Shtello Legacy
Sign inStart your legacy

Privacy Policy

Last updated: 6/9/2026

This is a working draft. The final version will be reviewed by counsel before public launch.

What we collect

  • Account data — name, email, phone, country/state, birthday, gender, optional social handles, and the messages and Taps you record.
  • Authentication data — login times, IP address at signup and at each login.
  • Approximate location — derived from your IP address each time you connect to the service (city / region / country level).
  • Precise location (optional) — if you turn on location consent in your profile, your device's GPS coordinates when you make a Tap. You can revoke this at any time.
  • Device and app activity — pages visited, features used, errors, browser and OS, for service improvement and abuse prevention.

Why we collect it

  • Operating the service — delivering Taps, sending Time Trigger reminders, processing membership payments, providing customer support.
  • Security and fraud prevention — detecting account takeovers, abuse, spam, and unusual login patterns. IP-based location helps us flag suspicious sign-ins.
  • Future location-based features — Shtello Places and similar features that let Taps surface in the places they were made.
  • Aggregate analytics — counts and trends across regions and tiers, to understand how the service is used.
  • Marketing — letting you know about new features, occasional offers, and (only with your consent) relevant communications.
  • Legal compliance — responding to lawful requests and complying with applicable law.

What we never do

  • We do not sell your personal information.
  • We do not use the contents of your Taps for advertising, model training, or any purpose other than delivering them to the recipients you have chosen.
  • We do not share your precise GPS coordinates with third parties.

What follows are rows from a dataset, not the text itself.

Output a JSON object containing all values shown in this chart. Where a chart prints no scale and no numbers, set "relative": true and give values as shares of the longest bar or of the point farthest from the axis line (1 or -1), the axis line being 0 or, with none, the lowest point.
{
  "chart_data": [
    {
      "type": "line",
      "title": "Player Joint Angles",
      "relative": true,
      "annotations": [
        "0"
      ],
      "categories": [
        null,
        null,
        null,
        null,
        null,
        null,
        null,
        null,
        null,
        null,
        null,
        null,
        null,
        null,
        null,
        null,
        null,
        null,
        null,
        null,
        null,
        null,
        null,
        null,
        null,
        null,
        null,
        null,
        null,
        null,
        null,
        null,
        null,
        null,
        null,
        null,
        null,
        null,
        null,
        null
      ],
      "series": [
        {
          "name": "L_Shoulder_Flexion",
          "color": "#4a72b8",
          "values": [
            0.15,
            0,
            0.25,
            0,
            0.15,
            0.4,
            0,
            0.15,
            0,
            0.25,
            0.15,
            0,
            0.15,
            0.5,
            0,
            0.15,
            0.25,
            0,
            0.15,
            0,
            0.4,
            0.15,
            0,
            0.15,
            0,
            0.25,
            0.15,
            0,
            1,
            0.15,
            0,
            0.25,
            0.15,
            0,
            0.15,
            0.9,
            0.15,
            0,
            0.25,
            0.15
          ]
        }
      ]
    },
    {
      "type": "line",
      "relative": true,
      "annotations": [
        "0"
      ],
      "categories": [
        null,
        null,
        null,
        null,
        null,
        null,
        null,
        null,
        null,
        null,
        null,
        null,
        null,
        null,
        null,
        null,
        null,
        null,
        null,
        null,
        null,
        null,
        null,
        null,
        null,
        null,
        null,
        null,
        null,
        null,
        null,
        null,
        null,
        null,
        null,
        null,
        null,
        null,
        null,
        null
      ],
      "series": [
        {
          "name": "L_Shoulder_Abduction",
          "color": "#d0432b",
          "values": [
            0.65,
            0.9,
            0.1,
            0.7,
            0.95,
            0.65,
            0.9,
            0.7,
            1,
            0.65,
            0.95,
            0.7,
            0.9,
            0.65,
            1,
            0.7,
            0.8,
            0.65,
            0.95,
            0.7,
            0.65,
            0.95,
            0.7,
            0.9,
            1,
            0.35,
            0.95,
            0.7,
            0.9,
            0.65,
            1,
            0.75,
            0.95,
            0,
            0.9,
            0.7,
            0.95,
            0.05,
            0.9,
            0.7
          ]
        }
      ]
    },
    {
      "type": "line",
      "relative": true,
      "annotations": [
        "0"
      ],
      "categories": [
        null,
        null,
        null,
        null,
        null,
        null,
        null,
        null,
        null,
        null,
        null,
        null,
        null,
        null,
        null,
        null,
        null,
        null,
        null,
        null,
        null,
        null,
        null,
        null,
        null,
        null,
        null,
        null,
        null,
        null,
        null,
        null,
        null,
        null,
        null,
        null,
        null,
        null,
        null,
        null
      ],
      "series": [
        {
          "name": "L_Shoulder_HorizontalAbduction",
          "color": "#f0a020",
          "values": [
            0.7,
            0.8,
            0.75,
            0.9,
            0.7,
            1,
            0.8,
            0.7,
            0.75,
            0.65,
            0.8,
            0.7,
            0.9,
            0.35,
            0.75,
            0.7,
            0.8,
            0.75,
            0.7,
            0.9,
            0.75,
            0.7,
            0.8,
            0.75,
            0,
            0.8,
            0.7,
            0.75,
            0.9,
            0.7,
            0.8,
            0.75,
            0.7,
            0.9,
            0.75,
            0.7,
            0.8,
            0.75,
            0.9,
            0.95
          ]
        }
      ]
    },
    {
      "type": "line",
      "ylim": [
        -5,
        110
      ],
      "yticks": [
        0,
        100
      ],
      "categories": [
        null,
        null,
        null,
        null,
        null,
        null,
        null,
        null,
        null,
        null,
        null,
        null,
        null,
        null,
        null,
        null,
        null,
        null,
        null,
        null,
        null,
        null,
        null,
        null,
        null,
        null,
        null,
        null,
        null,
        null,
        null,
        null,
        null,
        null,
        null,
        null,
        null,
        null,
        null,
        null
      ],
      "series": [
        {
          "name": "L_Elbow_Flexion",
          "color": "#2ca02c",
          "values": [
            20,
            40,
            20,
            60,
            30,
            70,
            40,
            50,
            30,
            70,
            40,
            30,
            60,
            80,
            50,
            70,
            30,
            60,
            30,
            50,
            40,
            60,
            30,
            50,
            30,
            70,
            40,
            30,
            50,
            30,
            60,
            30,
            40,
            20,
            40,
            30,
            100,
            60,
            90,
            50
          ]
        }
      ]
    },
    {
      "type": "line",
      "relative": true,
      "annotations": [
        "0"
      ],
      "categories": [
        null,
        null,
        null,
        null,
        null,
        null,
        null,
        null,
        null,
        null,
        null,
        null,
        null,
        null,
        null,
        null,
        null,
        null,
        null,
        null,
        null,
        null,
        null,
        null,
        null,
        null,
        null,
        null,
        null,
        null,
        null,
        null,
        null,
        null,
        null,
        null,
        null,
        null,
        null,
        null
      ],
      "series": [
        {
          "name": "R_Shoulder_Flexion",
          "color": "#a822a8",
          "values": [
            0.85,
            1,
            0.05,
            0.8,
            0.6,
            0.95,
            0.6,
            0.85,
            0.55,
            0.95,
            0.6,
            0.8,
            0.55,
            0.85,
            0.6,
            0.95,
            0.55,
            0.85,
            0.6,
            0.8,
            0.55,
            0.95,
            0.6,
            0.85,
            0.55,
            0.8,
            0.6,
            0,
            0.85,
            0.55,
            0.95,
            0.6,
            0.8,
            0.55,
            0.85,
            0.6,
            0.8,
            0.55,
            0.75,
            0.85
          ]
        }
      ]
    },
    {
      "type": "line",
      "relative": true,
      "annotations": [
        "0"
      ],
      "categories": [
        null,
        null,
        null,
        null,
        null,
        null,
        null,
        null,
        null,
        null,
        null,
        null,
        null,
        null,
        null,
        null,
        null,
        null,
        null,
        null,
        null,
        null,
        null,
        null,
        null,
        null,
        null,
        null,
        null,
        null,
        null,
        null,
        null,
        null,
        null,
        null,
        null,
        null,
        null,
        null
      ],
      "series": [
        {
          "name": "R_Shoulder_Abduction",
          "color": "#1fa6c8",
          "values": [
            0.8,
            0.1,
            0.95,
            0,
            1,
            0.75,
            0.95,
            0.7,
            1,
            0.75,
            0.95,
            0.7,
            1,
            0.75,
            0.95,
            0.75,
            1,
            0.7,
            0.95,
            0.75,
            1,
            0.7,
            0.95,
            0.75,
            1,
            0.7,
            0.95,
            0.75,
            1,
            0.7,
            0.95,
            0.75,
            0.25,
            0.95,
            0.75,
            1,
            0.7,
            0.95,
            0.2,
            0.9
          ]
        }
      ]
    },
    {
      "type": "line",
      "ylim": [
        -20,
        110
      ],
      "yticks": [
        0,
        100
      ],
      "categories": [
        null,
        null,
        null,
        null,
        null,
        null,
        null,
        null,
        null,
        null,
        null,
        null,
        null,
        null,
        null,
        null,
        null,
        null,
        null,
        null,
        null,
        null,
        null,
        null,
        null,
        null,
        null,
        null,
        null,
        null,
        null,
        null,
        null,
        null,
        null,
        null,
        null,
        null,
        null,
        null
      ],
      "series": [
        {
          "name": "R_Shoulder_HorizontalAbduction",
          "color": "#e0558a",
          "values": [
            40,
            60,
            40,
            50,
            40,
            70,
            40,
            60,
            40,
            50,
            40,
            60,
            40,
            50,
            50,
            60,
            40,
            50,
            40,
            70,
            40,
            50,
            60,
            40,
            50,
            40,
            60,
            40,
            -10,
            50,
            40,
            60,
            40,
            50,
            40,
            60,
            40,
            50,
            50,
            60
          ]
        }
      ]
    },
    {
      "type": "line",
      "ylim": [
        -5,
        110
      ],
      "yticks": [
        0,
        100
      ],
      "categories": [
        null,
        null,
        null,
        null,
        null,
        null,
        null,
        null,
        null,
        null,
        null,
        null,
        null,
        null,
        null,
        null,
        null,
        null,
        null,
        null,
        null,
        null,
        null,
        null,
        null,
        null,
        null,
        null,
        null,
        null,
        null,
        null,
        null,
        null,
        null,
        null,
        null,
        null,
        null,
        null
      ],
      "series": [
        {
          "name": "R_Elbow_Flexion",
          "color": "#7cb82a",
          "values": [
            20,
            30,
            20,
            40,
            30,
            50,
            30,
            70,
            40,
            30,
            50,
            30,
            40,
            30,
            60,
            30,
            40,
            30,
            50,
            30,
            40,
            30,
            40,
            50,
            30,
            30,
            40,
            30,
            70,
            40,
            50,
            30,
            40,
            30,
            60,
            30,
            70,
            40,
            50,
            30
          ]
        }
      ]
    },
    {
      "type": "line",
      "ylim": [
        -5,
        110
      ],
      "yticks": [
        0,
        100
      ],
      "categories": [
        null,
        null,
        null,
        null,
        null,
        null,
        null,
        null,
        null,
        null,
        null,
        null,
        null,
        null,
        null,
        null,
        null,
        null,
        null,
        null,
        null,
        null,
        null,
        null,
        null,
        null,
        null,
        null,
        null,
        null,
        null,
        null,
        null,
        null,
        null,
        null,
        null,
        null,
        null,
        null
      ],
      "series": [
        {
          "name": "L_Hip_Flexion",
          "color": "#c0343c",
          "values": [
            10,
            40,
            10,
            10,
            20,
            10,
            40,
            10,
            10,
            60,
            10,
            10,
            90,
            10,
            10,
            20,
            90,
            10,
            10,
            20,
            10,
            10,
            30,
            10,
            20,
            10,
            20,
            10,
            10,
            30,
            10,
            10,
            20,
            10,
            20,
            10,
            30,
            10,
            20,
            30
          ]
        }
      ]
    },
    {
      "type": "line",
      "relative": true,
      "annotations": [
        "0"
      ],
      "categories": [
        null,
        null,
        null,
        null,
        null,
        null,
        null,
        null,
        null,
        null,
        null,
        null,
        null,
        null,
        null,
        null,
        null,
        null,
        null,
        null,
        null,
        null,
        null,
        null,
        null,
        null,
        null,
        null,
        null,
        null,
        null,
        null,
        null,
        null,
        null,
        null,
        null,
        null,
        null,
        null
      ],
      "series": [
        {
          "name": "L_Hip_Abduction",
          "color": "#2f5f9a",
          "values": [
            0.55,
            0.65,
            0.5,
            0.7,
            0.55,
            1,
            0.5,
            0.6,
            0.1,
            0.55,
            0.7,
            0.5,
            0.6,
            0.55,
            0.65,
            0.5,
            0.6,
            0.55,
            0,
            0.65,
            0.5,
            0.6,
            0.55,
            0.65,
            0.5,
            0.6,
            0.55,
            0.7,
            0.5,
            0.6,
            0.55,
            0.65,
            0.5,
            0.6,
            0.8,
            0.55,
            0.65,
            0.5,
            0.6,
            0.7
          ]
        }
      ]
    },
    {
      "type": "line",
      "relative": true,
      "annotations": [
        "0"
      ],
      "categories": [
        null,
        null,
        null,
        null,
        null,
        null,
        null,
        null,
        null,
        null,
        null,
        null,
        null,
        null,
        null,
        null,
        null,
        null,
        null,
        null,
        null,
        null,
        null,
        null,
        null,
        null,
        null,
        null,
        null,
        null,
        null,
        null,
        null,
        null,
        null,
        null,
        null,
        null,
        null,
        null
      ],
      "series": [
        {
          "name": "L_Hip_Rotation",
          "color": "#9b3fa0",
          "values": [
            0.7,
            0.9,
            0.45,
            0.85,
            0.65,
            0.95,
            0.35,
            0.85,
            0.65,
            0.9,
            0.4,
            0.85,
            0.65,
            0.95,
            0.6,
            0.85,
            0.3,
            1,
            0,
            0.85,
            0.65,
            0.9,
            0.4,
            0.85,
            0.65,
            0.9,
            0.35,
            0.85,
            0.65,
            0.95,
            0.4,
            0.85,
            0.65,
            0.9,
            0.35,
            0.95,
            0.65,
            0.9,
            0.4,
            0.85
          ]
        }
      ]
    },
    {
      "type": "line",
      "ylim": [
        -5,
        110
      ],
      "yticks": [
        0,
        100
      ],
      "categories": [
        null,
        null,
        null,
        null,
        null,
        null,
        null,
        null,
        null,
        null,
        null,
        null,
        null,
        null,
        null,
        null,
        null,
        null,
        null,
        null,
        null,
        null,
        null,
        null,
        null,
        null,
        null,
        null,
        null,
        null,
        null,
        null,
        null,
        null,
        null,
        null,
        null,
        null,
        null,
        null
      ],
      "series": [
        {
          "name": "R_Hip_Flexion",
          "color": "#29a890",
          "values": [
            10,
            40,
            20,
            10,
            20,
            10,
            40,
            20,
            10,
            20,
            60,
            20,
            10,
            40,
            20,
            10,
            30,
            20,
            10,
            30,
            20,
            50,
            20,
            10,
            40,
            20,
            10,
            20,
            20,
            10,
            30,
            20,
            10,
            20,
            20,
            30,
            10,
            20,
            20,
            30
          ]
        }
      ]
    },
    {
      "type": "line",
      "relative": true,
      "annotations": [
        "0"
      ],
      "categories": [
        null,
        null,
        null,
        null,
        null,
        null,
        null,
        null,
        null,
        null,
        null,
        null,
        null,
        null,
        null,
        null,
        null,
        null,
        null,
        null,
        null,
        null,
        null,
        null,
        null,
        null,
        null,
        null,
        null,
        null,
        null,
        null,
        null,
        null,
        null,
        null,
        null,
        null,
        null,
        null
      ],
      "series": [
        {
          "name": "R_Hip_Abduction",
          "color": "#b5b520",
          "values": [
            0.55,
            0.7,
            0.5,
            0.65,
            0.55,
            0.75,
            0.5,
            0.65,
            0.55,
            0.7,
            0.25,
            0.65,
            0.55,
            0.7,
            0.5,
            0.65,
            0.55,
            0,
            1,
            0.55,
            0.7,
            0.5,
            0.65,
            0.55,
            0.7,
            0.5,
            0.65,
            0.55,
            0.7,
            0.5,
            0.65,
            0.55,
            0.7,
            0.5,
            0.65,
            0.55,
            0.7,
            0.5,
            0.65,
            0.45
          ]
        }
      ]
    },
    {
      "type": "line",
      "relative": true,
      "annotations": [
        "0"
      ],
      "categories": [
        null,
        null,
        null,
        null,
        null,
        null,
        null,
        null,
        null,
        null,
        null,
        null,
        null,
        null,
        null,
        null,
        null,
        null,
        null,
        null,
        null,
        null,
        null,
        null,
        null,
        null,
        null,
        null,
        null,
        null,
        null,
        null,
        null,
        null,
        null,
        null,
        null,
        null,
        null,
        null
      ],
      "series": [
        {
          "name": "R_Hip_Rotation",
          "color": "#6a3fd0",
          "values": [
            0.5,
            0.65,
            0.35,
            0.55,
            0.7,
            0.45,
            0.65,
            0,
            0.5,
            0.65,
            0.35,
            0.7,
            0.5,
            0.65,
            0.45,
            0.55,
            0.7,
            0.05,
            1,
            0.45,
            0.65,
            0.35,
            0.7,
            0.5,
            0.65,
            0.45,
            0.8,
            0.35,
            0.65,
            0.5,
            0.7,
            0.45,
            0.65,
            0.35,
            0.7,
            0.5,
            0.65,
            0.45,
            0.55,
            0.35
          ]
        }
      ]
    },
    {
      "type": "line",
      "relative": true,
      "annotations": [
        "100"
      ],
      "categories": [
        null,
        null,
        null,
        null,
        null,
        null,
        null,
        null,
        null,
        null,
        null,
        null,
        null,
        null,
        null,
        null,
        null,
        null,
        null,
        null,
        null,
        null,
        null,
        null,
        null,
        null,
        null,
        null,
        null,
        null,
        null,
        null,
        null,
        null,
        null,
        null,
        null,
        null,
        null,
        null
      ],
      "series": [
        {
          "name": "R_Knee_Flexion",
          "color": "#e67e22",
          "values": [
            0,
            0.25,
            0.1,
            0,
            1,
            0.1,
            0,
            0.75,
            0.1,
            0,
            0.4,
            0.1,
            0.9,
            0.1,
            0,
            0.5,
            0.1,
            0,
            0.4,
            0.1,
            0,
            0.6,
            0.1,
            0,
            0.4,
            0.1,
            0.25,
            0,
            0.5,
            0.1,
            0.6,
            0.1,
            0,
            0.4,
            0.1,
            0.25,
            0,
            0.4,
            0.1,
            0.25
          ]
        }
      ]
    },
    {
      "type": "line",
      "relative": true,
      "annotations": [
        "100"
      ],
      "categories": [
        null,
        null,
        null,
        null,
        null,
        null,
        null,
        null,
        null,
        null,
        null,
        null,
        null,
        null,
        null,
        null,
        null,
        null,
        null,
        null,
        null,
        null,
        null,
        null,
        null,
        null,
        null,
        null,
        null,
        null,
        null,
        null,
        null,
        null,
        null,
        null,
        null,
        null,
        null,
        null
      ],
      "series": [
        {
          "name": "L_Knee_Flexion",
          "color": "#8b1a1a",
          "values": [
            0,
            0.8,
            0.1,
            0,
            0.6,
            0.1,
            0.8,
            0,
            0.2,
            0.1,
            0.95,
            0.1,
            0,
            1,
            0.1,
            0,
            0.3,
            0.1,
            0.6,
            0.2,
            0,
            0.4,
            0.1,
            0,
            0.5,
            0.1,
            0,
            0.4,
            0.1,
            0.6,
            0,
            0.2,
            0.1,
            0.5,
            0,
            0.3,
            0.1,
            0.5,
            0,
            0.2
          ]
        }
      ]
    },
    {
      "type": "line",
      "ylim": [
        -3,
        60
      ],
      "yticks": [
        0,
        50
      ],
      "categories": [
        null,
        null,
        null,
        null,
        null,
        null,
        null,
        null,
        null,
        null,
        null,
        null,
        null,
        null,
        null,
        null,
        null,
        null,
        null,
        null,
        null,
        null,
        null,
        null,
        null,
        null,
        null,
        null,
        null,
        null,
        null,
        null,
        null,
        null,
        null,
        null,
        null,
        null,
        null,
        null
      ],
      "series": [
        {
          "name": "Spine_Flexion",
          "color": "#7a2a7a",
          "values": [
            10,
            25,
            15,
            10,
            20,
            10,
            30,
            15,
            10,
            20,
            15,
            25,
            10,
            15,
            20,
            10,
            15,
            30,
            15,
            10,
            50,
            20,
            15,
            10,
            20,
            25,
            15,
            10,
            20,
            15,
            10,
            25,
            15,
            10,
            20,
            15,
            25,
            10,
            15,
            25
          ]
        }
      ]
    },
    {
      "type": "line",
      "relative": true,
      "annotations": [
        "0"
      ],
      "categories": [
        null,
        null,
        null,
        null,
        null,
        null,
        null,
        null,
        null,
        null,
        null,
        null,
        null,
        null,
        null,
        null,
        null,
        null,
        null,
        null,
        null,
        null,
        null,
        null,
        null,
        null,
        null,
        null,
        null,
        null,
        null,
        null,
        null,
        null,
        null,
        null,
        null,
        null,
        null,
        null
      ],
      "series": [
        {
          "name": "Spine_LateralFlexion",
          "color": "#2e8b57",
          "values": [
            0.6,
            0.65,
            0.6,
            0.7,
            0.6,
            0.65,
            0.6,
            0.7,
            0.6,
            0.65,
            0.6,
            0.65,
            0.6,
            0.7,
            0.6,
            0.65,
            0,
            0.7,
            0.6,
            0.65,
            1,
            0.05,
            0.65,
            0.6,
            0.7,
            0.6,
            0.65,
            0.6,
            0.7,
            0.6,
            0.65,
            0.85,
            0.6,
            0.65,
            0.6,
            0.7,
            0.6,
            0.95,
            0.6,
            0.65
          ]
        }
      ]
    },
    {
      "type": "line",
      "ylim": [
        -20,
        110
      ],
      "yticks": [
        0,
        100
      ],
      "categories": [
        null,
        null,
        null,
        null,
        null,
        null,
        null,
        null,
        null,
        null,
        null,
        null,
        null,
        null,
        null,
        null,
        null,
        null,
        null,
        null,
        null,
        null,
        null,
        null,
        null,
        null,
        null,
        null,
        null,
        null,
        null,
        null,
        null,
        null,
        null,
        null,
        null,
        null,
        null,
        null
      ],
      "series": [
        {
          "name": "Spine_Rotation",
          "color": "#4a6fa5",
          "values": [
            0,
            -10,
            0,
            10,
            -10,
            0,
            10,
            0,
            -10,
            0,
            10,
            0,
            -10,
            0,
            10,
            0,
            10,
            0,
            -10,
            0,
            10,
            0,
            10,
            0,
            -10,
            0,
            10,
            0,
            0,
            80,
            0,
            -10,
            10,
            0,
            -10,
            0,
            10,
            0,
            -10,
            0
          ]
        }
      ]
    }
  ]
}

Where it lives, how long, and your rights

Personal data is stored encrypted at rest on US-based servers (Supabase on AWS US regions). Access is restricted by per-user row-level security in our database. We retain account data for as long as the account is active, plus a reasonable period to satisfy legal and audit requirements. You can request export or deletion of your data at any time by emailing privacy@shtello.com.

Cookies & tracking

We use first-party cookies needed for authentication and session continuity. We do not currently use third-party advertising or tracking pixels.

Children

Shtello Legacy is not intended for children under 13. If you believe a minor has created an account, please email privacy@shtello.com and we will remove it.

Changes

We will publish material changes here and notify members by email at least 14 days before they take effect.